Born to two professors of political science, Jawad Ahmad’s musical career is testament to his commitment to infusing his songs with the progressive politics and emancipatory spiritualism he believes in. ‘Mitti da Pehlwan’ is a song which mocks humanity’s obsessions with its own facile creations, and reminds it of how life is transitory. Mitti, or dust, is used as a metaphor across the song, referring to the belief that human beings are created from clay as well as the transitory nature of getting blown away as mere dust, as time moves on and we are no more. Jawad’s performance specifically retains the populist flavour of the song and its message. Such songs are the hallmark of folk and rural performances, and use common language and expressions to convey profound spiritual ideas. The listener is both ridiculed and entreated, and the marvel of the lyrics lies in their usage of the same words to deliver profound concepts. The arrangement of this song is also one of the most original ones of the season, bringing together a bossa nova percussive style with flourishes of funk and pop in the melody. It retains the gregarious nature of the performance, and adds a light, almost flippant and dismissive feeling when the gravity of the message delivered is dramatically juxtaposed with the musical styling of this decidedly versatile, Punjabi song.

‘Pehla Pyar’ was the first song Jimmy Khan ever wrote in Urdu, and both the song’s genesis as well as its lyrics, speak of a youthful, naïve optimism. Although he currently performs with his band, Jimmy Khan and the Big Ears, this song was written back when he was a solo performer. Pehla Pyar had been intended as outlining Jimmy’s beginnings in song-writing, but it continued to grow in popularity over time, and was one of the two songs he was asked to perform at Coke Studio. Sang to an old love, it recounts the sepia-tainted, consequence-free memories of young love and its attendant obsessions – declarations of affection, clandestine meetings, aimless wanderings, musing over every fragment of the beloved’s existence.

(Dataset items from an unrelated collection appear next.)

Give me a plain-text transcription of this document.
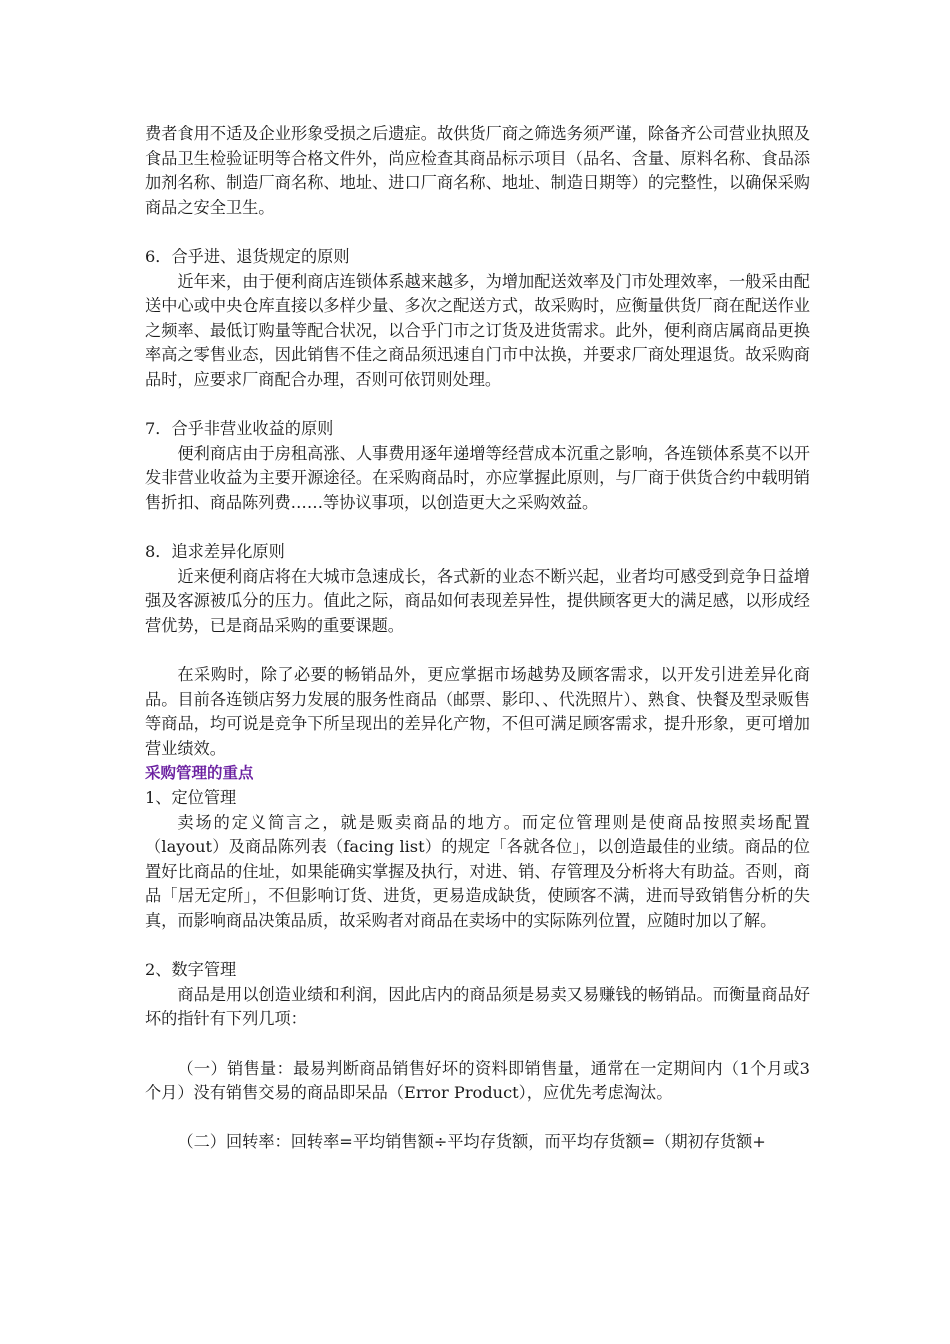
费者食用不适及企业形象受损之后遗症。故供货厂商之筛选务须严谨，除备齐公司营业执照及食品卫生检验证明等合格文件外，尚应检查其商品标示项目（品名、含量、原料名称、食品添加剂名称、制造厂商名称、地址、进口厂商名称、地址、制造日期等）的完整性，以确保采购商品之安全卫生。

6．合乎进、退货规定的原则

近年来，由于便利商店连锁体系越来越多，为增加配送效率及门市处理效率，一般采由配送中心或中央仓库直接以多样少量、多次之配送方式，故采购时，应衡量供货厂商在配送作业之频率、最低订购量等配合状况，以合乎门市之订货及进货需求。此外，便利商店属商品更换率高之零售业态，因此销售不佳之商品须迅速自门市中汰换，并要求厂商处理退货。故采购商品时，应要求厂商配合办理，否则可依罚则处理。

7．合乎非营业收益的原则

便利商店由于房租高涨、人事费用逐年递增等经营成本沉重之影响，各连锁体系莫不以开发非营业收益为主要开源途径。在采购商品时，亦应掌握此原则，与厂商于供货合约中载明销售折扣、商品陈列费……等协议事项，以创造更大之采购效益。

8．追求差异化原则

近来便利商店将在大城市急速成长，各式新的业态不断兴起，业者均可感受到竞争日益增强及客源被瓜分的压力。值此之际，商品如何表现差异性，提供顾客更大的满足感，以形成经营优势，已是商品采购的重要课题。

在采购时，除了必要的畅销品外，更应掌据市场越势及顾客需求，以开发引进差异化商品。目前各连锁店努力发展的服务性商品（邮票、影印、、代洗照片）、熟食、快餐及型录贩售等商品，均可说是竞争下所呈现出的差异化产物，不但可满足顾客需求，提升形象，更可增加营业绩效。

采购管理的重点

1、定位管理

卖场的定义简言之，就是贩卖商品的地方。而定位管理则是使商品按照卖场配置（layout）及商品陈列表（facing list）的规定「各就各位」，以创造最佳的业绩。商品的位置好比商品的住址，如果能确实掌握及执行，对进、销、存管理及分析将大有助益。否则，商品「居无定所」，不但影响订货、进货，更易造成缺货，使顾客不满，进而导致销售分析的失真，而影响商品决策品质，故采购者对商品在卖场中的实际陈列位置，应随时加以了解。

2、数字管理

商品是用以创造业绩和利润，因此店内的商品须是易卖又易赚钱的畅销品。而衡量商品好坏的指针有下列几项：

（一）销售量：最易判断商品销售好坏的资料即销售量，通常在一定期间内（1个月或3个月）没有销售交易的商品即呆品（Error Product），应优先考虑淘汰。

（二）回转率：回转率=平均销售额÷平均存货额，而平均存货额=（期初存货额+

Structured similarly to the original version by Jimmy Khan, the Coke Studio version’s star is the flute, which is performed with gleeful abandon in the style often used by prog-rock bands. Yet it retains the ability to awaken the sense of nostalgia for an obsession lingering with a sweet aftertaste yet.

The mythical character of Heer is one of the subcontinent’s greatest muses, and has inspired some of the region’s most iconic and celebrated songs, poems and stories. Yet even across this vast corpus of art, stretching across centuries, ‘Khairiyan de Naal’ stands as amongst the finest examples of its kind. Babar and Javed Niazi, global icons of South Asian folk and classical singing, have preserved the evocative performing style created by their father, Tufail Niazi. Tufail Niazi, himself a towering legend in subcontinental singing, honed his style while singing this at the innumerable melas or fairs which dot the countryside. Sung with a gusto that retains the sense of tragedy inherent to the song, the lyrics are from the perspective of Heer. She sings these as she is being married off to a groom from the Kher tribe, and she laments that she does not want to be sent off with them. She sings the virtues of her true love, Ranjha, and in the style of all Sufi poetry, both the declarations of her love and the descriptions of the Beloved are allegories for divine love itself. The Coke Studio version of the song captures the wistfully defeated melancholia of Heer’s refrain, with the tabla anchoring the musical arrangement, as the flute makes our pain for Heer take flight. The songs ends with the flute racing across a gasping percussion and a piano driven hope, evoking the spirit of Heer soaring above the confines of society for dreams never lived nor passions actualized.